While critics and fans are buzzing now, Britney Jean wasn’t as heavily promoted as her past productions. Perhaps RCA felt Spears’ eighth studio album would build hype on its own merits, by including popular guest features — will.i.am, T.I. and little sister Jaime Lynn — and early singles like “Perfume” and “Work Bitch,” which made the No. 12 spot on Billboard’s Hot 100 chart following its debut on Sept. 17.
Whatever the reason, Britney Jean has still managed to get audiences talking, drawing mixed reviews as critics wonder what, if anything, about Spears’ latest release is quite so “personal” as she insists. Fortunately, she’ll have plenty of opportunities to answer that question between sets in the coming days. The singer will preform Britney Spears: Piece of Me in 16 residency shows at Las Vegas’ Planet Hollywood Resort from Dec. 27 through Feb. 22.

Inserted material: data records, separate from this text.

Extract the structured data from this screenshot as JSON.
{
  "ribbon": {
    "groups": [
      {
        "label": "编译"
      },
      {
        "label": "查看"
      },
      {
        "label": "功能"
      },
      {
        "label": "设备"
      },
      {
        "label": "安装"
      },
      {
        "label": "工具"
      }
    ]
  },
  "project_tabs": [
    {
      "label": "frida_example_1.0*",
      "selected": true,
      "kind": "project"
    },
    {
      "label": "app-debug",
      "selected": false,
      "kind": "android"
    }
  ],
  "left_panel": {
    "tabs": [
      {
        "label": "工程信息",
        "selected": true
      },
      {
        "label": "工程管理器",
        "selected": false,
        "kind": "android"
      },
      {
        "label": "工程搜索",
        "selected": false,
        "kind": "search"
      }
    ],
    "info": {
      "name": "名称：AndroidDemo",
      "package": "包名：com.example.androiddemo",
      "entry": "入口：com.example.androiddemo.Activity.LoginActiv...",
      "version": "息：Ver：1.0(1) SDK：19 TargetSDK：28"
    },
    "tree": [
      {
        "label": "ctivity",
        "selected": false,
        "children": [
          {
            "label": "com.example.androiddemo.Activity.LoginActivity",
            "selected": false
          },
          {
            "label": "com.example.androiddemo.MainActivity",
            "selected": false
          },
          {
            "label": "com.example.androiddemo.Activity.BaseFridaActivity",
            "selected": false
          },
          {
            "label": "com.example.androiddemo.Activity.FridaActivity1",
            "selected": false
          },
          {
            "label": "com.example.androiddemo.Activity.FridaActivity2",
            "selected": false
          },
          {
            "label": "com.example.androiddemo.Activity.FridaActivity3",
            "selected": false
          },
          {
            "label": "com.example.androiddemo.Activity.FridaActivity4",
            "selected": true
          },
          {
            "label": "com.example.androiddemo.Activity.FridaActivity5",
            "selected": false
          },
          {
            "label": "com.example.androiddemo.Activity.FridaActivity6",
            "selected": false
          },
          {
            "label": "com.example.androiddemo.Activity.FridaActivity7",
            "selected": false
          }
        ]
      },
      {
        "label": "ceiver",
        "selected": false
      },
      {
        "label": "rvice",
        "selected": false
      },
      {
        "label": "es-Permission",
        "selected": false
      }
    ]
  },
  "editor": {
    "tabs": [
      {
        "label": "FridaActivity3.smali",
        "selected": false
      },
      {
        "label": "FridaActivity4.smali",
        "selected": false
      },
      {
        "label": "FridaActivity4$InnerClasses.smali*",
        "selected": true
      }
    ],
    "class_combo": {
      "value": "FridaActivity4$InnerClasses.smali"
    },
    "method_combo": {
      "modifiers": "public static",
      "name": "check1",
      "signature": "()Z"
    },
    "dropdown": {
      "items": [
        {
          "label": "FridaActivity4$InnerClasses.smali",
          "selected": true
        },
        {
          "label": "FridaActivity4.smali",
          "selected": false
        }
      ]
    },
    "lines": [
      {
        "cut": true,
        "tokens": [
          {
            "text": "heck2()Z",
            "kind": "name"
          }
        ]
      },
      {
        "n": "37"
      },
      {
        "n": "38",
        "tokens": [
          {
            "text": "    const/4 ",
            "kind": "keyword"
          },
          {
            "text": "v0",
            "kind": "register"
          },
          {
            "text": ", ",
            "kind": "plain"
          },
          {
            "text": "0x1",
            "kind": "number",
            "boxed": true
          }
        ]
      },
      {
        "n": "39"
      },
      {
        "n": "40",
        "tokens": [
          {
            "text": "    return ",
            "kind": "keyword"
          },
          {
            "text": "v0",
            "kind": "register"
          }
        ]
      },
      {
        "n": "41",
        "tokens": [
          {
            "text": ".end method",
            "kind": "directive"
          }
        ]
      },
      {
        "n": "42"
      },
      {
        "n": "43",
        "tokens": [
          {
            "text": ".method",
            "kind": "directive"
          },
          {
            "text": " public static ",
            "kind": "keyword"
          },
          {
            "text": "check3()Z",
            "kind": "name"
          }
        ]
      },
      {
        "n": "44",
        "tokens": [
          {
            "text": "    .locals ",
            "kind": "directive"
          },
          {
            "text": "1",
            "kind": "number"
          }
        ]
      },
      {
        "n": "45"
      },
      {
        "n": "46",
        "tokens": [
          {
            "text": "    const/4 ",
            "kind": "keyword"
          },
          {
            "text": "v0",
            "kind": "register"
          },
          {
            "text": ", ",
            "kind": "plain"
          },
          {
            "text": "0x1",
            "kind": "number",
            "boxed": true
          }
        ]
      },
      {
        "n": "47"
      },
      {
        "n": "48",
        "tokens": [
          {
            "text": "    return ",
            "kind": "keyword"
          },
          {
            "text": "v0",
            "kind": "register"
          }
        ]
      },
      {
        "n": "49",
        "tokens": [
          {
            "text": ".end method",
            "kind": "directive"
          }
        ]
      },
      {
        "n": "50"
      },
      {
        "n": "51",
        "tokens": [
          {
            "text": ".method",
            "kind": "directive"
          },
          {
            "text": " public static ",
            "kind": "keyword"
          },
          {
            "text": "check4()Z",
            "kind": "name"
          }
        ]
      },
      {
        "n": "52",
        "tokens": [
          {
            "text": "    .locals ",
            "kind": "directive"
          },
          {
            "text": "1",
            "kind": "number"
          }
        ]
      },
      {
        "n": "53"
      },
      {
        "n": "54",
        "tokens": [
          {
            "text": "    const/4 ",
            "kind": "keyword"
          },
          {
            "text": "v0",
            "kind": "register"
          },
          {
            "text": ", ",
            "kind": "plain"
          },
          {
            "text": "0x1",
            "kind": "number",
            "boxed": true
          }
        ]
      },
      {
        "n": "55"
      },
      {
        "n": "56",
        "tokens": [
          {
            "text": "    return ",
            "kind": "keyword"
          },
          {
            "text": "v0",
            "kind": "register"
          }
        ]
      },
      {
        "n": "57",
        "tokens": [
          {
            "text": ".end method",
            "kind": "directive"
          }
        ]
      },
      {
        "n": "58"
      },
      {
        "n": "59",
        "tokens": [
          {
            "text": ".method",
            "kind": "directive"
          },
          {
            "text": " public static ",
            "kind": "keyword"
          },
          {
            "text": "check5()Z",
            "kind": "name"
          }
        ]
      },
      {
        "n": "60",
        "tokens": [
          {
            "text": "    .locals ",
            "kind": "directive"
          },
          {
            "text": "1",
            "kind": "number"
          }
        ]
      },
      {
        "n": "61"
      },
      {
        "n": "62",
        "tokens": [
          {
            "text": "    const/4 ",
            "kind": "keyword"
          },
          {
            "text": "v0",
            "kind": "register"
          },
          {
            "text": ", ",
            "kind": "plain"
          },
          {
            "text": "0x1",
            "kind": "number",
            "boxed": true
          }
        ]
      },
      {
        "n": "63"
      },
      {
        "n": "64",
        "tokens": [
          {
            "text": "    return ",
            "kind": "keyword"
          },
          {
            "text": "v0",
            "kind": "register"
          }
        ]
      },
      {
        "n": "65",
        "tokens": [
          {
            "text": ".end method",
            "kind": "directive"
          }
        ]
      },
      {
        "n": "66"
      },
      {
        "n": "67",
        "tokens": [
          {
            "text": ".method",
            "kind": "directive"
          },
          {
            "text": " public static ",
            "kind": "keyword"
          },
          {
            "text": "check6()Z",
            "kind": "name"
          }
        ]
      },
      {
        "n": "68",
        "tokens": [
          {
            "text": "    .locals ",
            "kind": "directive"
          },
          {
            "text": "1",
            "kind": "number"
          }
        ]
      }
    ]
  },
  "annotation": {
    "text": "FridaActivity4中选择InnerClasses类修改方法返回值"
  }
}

Until then, here’s what the critics are saying:
Despite Spears’ claims, Billboard’s Jason Lipshutz contends that her latest album is “more of an experiment than an autobiography.” Like her third record, Britney Jean bears the markings of a “transitional album,” reflecting the artist’s “subtle shift away from frantic bangers and into more forthcoming songwriting.” That seeming “displacement” earned Britney Jean a 76 out of 100 score.
Where Lipshutz saw transience, however, Rolling Stone’s Rob Sheffield noted theme, describing Britney Jean as a “concept album about the loneliness of pop life.” Sad, rhythmic and weird enough to make “Yeezus sound like a positive-affirmations workshop,” Spears’ album easily distinguishes itself from this winter’s pop runners. Adds Sheffield: “Britney remains the queen who out-bangs, out-booms, out-bizarres them all.”
“Britney Jean is about as personal as an airline pre-boarding announcement,” jokes the New York Times’ Jon Pareles. The singer’s latest album gives listeners the “fun” they’ve come to expect — yet Parceles finds that “the calculation stays obvious.” Lyrically, Britney Jean lumps the pop star’s standard themes “with no personalizing details,” but “the bigger letdown is that the music has lost its snap.”
Maybe “personal” was the wrong word to describe Britney Jean, but “the album certainly amps up the vulnerability in its opening moments,” the LA Times’ Todd Martens says. Contemplative tracks like “Alien” set a tone that’s “bright and airy … confident without being boastful,” and “foretells an album that, at least on first listen, is going to ricochet between emotional deep ends.”
The Guardian’s Michael Cragg, put off by Spears’ “completely misplaced” proclamations about her album’s “personal” nuance, gave Britney Jean two out of five stars. The record fluctuates between “deeply impersonal” tracks and “emotion-sapping EDM stompers,” Cragg vents, lamenting how even “Don’t Cry,” the artist’s “best vocal since ‘Everyone’ — frustratingly only hints at what could have been.”